If true, its proof he was completetly taken in by the neocon cabal around him.
Or perhaps he believed the Iraq war would be a short war and provide a Falklands effect, after only winning the Presidency by a handful of votes - hence mission accomplished!
If the former he's a dupe, if the latter, he's memoirs are fiction.
Why all the Mahdi-bashing? He's not calling GWB a racist, just describing that Kanye did, and GWB's response. Mahdi is quite right, GWB's warmongering and torturing for corporate interests are much worse.
Having Condi and Powell in the Cabinet doesn't mean anything re racism. Besides, anyone with a brain can see that GWB hates POOR people above all. Especially poor Democrat voters.
YOU LIBERAL COMMIE POS IF IT WERE NOT FOR BLAIR AND BUSH YOUR ASS WOULD STILL BE HIDING BEHIND YOUR WIFES/BOYFRIENDS SKIRT .......WE LOVE BUSH IN AMERICA AND REGRETT VOTING FOR COMMIE OBAMA,,,,BUSH ES BOOK IS NUMBER 1 NYTIMES BEST SELLER LIST IN ONE DAY COMMIE ....ASS
George Who??
Ah yes I remember that dick head who went to Iraq
to find WMD.
As subsequent event have shown it doesn't matter who is president, you always get an US American.
By the way Argentinians are Americans too. In fact there are a lot of nations in America.
My preference is to use US. After all one doesn't call Britain Europeans.
Not being a European or an American I often wonder why Britain has an aversion to being part of Europe.
I never read boosk by politicians. I mean why would I want to read crap from a crap person.
Fantastic!...Great to see George Bush back on the media stage!!!
George Bush should do a world tour signing his book!
I think Ricardo has got it right.
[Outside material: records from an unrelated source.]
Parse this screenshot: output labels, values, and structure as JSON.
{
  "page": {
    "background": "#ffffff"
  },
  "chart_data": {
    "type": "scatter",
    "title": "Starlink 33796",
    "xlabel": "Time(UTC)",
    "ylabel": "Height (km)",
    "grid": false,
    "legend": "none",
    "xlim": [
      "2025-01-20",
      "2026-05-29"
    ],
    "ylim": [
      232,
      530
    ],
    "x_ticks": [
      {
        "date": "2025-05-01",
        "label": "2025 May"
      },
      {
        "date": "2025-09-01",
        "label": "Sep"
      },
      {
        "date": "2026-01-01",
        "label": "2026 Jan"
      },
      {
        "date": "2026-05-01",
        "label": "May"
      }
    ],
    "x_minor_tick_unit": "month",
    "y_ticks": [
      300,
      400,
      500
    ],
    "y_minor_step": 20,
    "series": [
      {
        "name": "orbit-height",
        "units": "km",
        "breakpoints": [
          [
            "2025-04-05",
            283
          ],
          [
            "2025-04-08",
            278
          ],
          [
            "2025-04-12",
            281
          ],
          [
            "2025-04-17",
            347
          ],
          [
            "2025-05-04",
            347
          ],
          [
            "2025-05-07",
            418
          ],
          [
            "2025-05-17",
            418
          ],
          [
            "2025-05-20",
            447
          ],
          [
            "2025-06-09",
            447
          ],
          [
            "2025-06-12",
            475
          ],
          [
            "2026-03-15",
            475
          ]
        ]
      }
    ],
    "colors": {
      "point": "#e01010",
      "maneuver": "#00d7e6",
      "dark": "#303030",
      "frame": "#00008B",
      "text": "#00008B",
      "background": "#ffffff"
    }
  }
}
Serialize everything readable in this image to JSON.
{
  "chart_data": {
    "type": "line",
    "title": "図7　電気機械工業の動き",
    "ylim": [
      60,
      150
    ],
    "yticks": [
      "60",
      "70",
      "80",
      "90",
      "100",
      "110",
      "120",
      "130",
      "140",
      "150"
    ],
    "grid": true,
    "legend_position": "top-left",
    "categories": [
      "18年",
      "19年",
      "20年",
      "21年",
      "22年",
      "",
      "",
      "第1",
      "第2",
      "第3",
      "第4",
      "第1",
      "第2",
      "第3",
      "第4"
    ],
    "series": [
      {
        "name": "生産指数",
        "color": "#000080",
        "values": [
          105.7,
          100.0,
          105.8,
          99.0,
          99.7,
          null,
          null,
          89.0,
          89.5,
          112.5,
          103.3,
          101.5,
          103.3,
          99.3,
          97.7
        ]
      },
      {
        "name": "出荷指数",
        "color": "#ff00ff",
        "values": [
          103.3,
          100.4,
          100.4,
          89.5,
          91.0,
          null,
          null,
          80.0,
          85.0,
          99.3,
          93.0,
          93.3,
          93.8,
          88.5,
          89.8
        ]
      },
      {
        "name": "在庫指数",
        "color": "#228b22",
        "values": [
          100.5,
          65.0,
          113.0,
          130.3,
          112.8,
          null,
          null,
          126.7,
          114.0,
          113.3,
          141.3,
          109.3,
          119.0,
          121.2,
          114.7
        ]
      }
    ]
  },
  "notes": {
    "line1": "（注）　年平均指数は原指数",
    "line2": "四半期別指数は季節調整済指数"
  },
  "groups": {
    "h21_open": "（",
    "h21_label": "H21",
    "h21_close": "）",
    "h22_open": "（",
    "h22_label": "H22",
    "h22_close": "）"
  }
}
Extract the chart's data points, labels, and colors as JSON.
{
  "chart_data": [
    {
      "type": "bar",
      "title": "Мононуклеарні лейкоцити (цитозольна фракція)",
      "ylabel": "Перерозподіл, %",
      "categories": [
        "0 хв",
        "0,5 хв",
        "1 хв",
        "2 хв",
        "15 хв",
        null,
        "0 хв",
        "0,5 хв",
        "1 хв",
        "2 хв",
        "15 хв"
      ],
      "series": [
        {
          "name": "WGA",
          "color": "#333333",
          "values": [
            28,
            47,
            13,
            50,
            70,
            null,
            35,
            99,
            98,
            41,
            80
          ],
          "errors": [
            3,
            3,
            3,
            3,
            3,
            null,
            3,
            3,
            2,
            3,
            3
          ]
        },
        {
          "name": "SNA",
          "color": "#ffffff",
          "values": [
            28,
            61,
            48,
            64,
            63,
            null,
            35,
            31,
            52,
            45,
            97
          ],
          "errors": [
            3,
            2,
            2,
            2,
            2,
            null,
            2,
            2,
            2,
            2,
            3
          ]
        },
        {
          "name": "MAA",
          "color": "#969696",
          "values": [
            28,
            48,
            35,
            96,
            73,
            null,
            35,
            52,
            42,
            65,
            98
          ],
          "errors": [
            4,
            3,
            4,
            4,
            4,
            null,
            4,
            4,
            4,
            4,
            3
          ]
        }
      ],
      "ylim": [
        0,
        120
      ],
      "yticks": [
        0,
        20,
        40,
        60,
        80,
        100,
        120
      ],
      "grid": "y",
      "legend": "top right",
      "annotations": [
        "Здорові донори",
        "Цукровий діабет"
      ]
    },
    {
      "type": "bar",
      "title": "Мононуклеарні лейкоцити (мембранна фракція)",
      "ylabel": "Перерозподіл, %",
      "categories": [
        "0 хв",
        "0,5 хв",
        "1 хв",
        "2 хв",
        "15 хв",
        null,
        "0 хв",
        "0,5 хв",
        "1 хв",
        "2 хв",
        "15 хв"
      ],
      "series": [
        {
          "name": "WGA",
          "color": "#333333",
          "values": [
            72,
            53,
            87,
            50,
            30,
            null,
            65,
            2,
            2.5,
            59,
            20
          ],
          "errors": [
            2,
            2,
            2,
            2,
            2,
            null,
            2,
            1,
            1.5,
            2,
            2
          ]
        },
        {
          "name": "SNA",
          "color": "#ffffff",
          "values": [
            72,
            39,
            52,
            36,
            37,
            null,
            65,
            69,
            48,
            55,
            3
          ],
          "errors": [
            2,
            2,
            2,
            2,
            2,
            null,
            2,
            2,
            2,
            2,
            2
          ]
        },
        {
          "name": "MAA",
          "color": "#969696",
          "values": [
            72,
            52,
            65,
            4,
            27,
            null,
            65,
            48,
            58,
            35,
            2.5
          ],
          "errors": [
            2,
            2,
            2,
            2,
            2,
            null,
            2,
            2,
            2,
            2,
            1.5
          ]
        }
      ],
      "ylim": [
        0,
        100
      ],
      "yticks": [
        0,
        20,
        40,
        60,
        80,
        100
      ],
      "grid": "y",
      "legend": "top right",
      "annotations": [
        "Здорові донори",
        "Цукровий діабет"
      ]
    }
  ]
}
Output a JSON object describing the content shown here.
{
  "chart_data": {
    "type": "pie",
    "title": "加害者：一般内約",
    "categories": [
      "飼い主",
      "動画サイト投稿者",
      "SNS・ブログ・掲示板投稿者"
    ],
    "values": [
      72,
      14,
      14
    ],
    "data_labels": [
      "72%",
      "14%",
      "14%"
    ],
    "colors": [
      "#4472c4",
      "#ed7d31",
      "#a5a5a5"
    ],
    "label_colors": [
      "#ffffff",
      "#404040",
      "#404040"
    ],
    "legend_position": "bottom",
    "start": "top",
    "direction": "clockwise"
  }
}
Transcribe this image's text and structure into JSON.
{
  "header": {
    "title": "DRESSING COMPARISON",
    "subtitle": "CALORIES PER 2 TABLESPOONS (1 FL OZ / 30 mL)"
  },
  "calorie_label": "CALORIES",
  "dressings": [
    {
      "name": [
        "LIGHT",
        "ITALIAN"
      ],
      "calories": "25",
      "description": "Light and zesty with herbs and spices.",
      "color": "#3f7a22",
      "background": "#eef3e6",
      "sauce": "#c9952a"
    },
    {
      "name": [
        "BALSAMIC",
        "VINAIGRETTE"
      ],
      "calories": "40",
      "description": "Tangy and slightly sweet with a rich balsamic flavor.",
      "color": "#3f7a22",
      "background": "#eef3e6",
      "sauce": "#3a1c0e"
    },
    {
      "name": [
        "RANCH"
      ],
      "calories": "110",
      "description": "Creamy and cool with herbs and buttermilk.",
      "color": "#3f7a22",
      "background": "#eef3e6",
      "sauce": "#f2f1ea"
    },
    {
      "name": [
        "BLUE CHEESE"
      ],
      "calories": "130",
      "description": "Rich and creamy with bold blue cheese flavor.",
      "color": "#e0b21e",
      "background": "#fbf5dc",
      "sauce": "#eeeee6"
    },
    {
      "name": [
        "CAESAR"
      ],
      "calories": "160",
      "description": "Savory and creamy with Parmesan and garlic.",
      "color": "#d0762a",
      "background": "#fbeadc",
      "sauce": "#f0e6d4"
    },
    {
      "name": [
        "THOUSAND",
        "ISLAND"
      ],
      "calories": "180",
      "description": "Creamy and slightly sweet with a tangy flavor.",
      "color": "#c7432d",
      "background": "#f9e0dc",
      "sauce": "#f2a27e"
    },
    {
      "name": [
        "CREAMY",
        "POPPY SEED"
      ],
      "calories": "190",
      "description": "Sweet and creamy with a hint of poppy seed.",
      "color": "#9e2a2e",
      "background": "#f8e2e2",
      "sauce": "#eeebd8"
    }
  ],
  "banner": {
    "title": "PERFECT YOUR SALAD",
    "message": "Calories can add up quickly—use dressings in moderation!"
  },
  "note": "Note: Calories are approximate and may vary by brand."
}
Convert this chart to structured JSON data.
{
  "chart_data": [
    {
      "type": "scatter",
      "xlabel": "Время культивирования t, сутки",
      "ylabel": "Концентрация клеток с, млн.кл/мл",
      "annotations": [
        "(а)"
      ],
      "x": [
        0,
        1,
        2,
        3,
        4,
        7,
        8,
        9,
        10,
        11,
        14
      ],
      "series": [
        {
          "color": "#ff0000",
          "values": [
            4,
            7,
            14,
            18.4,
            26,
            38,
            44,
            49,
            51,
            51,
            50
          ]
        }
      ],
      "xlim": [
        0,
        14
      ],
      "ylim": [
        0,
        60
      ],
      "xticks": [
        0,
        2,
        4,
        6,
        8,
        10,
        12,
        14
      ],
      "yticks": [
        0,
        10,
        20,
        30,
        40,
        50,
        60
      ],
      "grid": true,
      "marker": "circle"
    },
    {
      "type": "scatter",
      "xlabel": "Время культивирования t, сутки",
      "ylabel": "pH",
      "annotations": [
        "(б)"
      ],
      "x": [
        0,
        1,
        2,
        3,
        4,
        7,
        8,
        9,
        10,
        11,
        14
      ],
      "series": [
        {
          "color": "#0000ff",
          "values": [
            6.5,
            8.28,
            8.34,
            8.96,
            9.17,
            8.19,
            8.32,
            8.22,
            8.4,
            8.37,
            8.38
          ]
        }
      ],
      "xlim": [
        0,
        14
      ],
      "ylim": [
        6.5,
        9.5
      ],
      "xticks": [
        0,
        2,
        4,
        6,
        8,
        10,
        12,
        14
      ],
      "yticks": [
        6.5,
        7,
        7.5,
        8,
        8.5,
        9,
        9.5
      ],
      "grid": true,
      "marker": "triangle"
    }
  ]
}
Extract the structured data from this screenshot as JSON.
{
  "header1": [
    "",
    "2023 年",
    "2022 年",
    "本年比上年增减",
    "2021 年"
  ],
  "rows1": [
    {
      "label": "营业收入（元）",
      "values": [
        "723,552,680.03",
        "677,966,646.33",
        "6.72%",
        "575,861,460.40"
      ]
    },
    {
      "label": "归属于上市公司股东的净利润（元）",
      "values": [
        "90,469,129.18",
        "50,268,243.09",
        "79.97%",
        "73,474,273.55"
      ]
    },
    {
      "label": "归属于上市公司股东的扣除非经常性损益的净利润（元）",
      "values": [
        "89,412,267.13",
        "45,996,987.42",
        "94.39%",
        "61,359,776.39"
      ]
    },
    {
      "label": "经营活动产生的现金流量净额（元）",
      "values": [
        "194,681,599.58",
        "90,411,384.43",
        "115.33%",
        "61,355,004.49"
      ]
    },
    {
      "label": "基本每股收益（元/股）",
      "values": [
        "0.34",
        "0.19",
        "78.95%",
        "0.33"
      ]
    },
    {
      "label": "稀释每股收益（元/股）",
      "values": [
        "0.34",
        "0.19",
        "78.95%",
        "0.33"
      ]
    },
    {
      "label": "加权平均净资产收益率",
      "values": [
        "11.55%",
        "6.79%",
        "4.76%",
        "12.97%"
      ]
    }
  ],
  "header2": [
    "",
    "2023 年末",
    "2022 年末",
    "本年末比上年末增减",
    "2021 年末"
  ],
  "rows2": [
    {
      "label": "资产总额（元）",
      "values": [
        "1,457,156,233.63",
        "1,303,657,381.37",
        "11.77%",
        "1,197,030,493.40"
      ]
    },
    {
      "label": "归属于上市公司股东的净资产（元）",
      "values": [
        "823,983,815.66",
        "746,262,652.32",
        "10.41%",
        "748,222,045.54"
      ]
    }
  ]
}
George appinted Condeeleza and colin Powell Secretaries of State, and George spoke Spanish fluently. What he didn't quite get was poor white and poor black folk and foreigners were not his comfort zone.
DAVE - Unfortunately you are a little late for International Caps Lock Day 2010, however by coincidence today is International Dickhead Day 2010.
Apologists for the Iraq war say "it was right to remove Saddam"!
A similar refrain was heard from the communists, following the Red Terror in Russia. "It was right to remove the Tsar"!
Those words hide a mountain of misery and ignore the fact that one bullet could have achieved that stated aim.
It requires a special kind of wickedness to destroy a country on the pretext of removing its despotic leader.